The trailer shows dancers sliding their bodies around on a carpet of clothing, then writhing inside piles of shirts and various bottoms. The garments undulate then fall away like petals. They are shed. The soundtrack is a pattery percussion under odd lyrics sung by crystalline voices that overlap in sweet—then challenging—chords.
In dance, the performer speaks through the swivel of wrist and knee. I watch closely, trying to locate a story. It’s like sex, watching a body to track what it’s saying, to speak its language without language, a purely carnal exchange, a tongue of gut and gesture.
Much of my life is dedicated to making meaning from a conflagration of confusing material, translating that to an audience. But then sometimes I break free from my compulsion for coherence—I can just experience, take something in without the need to decipher it, my world abandoned for a while to visit another place. I return empty handed but changed.
Reflection: How much can you enjoy what you don’t understand?
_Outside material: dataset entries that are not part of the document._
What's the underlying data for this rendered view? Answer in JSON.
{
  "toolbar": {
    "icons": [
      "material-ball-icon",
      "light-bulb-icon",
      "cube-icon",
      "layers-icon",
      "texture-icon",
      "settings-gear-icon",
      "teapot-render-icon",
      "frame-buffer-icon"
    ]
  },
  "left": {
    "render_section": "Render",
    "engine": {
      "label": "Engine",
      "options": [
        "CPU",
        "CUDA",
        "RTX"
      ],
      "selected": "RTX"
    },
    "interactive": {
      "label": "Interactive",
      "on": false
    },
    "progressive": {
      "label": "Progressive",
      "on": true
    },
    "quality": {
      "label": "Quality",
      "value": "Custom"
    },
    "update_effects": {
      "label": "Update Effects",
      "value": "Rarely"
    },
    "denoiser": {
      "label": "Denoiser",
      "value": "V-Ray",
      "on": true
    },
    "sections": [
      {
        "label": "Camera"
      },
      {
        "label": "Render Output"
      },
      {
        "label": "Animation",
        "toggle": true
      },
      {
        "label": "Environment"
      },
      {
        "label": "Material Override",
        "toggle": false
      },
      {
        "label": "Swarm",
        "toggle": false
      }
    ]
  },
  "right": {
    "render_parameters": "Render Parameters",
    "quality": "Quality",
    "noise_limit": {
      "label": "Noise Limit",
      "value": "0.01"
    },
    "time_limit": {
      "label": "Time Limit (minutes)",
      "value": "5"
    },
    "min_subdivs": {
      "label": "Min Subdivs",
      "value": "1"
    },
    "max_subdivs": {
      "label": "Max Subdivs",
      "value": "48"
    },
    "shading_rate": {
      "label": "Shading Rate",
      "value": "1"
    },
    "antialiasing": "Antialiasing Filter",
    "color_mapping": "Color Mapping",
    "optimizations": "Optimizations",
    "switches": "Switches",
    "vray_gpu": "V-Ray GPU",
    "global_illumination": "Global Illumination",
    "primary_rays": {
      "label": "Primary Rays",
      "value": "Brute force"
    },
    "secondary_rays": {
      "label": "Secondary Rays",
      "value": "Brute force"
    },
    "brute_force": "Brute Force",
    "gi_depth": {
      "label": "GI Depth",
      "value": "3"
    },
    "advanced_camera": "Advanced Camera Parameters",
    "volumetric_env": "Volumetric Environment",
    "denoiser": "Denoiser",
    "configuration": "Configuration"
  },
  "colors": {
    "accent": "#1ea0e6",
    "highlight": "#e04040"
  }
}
Brief Encounters: Queer Instant Photography
Carnation Contemporary, Portland OR
February 1 – February 28, 2025
Polaroids—whose birth democratized photography as much as 35mm point-and-shoots and later, our phones—are this group show’s primary concern. These relatively inexpensive, instant pictures freed the amateur photographer from the prying eyes of developing services and the labor of the darkroom, affording the maker more easeful control over content and audience. The most interesting art is often made extra-institutionally, and this collection of works, made possible by the wonders of instant film, is no exception.
These pictures feature, well, a lot of gay sex, transgressive imagery that wouldn’t make it into many museum exhibitions or blue chip galleries these days, where buttholes and feet pics are considered declassé. By inserting profane subjects into a formal gallery space via an informal medium, these artists buck this high art sensibility to publicize the private (and much-reviled) reality of queer intimacy.
Some of the show’s themes: the grid and its disruption, the polaroid as a preamble and not a conclusion, shame and its opposite, freedom, love, power, trash. Here you will see polaroids bedazzled with stick-on rhinestones or brushed with paint, manipulated in dozens of ways. On one wall, a series of sultry pictures disappear under their needlepoint copies. Over there, the white box becomes permeable, is destroyed and turned into an abstract collage. The one sculpture—a dildo-and-Polaroid mobile—spins jauntily in the corner. It’s a show of charming surprises, certainly not the same old thing. Some would call it unprofessional. I call it art.
Reflection: Can subversive art survive the institution?